Sichtlich verwirrt war auch Snape. Der allerding fing plötzlich an zu grinsen.
"In ihrem Kopf müssen sich Milionen von Fragen aufgetan haben und sie denken daran, dass ich sie Hermine genannt habe.." Er wurde plötzlich wieder ernst.
"...Verzeihen sie mir, dass ich ihren Vornamen benutzt habe Miss Granger."
"Nein... es hat sich irgendwie...gut... angehört." Sie konnte selber nicht fassen, wa sie gerade sagte. Ihre stimme klang verwirrt.
"Gut?" Fragte Snape ungläubig.
"Ja ich weis es auch nicht genau."
"Ich glaube sie sollten sich jetzt wieder hin legen und weiter schlafen, Miss Granger. Die letzten Nächte waren anstrengend für sie. Morgen füh werden wir dann alles weitere besprechen."
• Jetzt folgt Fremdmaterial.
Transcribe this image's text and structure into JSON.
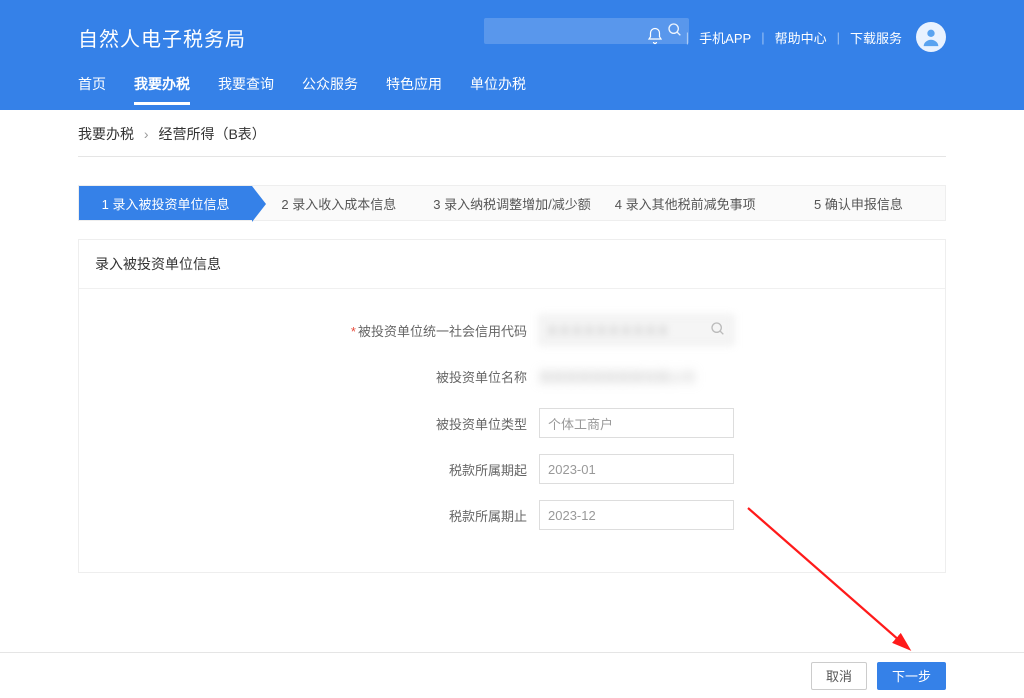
{
  "header": {
    "title": "自然人电子税务局",
    "links": {
      "app": "手机APP",
      "help": "帮助中心",
      "download": "下载服务"
    }
  },
  "nav": {
    "home": "首页",
    "tax": "我要办税",
    "query": "我要查询",
    "public": "公众服务",
    "special": "特色应用",
    "unit": "单位办税"
  },
  "breadcrumb": {
    "root": "我要办税",
    "leaf": "经营所得（B表）"
  },
  "steps": {
    "s1": "1  录入被投资单位信息",
    "s2": "2  录入收入成本信息",
    "s3": "3  录入纳税调整增加/减少额",
    "s4": "4  录入其他税前减免事项",
    "s5": "5  确认申报信息"
  },
  "panel": {
    "title": "录入被投资单位信息"
  },
  "form": {
    "labels": {
      "code": "被投资单位统一社会信用代码",
      "name": "被投资单位名称",
      "type": "被投资单位类型",
      "start": "税款所属期起",
      "end": "税款所属期止"
    },
    "values": {
      "type": "个体工商户",
      "start": "2023-01",
      "end": "2023-12"
    }
  },
  "footer": {
    "cancel": "取消",
    "next": "下一步"
  }
}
"Aber warum habe ich von diesem Erlebnis nicht schonmal von einen meiner Freunde gehört? Sie müssen doch mal was davon erwähnt hben?" Wollte Hermine noch unedingt wissen.
"Nun Miss Granger, der Krieg war für viele sehr schlimm. Viele Menschen sind gestorben. Ich kann verstehen warum ihre Freunde nicht darüber sprechen wollen außerdem..." Auf seinem Gesicht bildete sich wieder ein leichtes Lächeln.
"...außerdem sind ihre Freunde Dummköpfe."
Er ging schon richtung Tür, als Hermine ihren Lehrer noch einmal ansprach.
"Professor Snape?"
"Ja...?" gab er langgedehnt als Antwot zurück. Kurz zögerte Hermine.
"Warum haben nicht einfach sie Harry geholfen, sondern sind mir in den Wald gefolgt oder warum wollten sie mir später helfen, mich in Sicherheit zu bringen?"
Stille trat ein. Nur das leise Knistern des Feuers war zu hören. Sie schauten sich gegenseitig tief in die Augen, um abzuschätzen, wie der jeweilige andere gestimmt war. In Snape arbeitete es. Am Schluss etschied er sich dann einfach für die Wahrheit.
"Wenn ich das nur selber wüsste Miss Granger."
"Guten Nacht Professor."
"Gute Nacht."
Snape verschwand in seinem Schlafzimmer und schloss die Tür hinter sich. Hermine legte sich hin und löschte das Feuer, dass immernoch im Kamin brannte. Ein tiefer Seufzer entfuhr ihr.
Was hatt das alles blos zu bedeuten?
Das war eindeutig zu viel für sie. Ihr Kopf tat weh und ihre Augen fühlten sich geschwollen an. Langsam glitten ihre Augen zu und das letzte was sie dachte war:
Severus Snape, was steckt blos wirklich hinter deiner Fassade?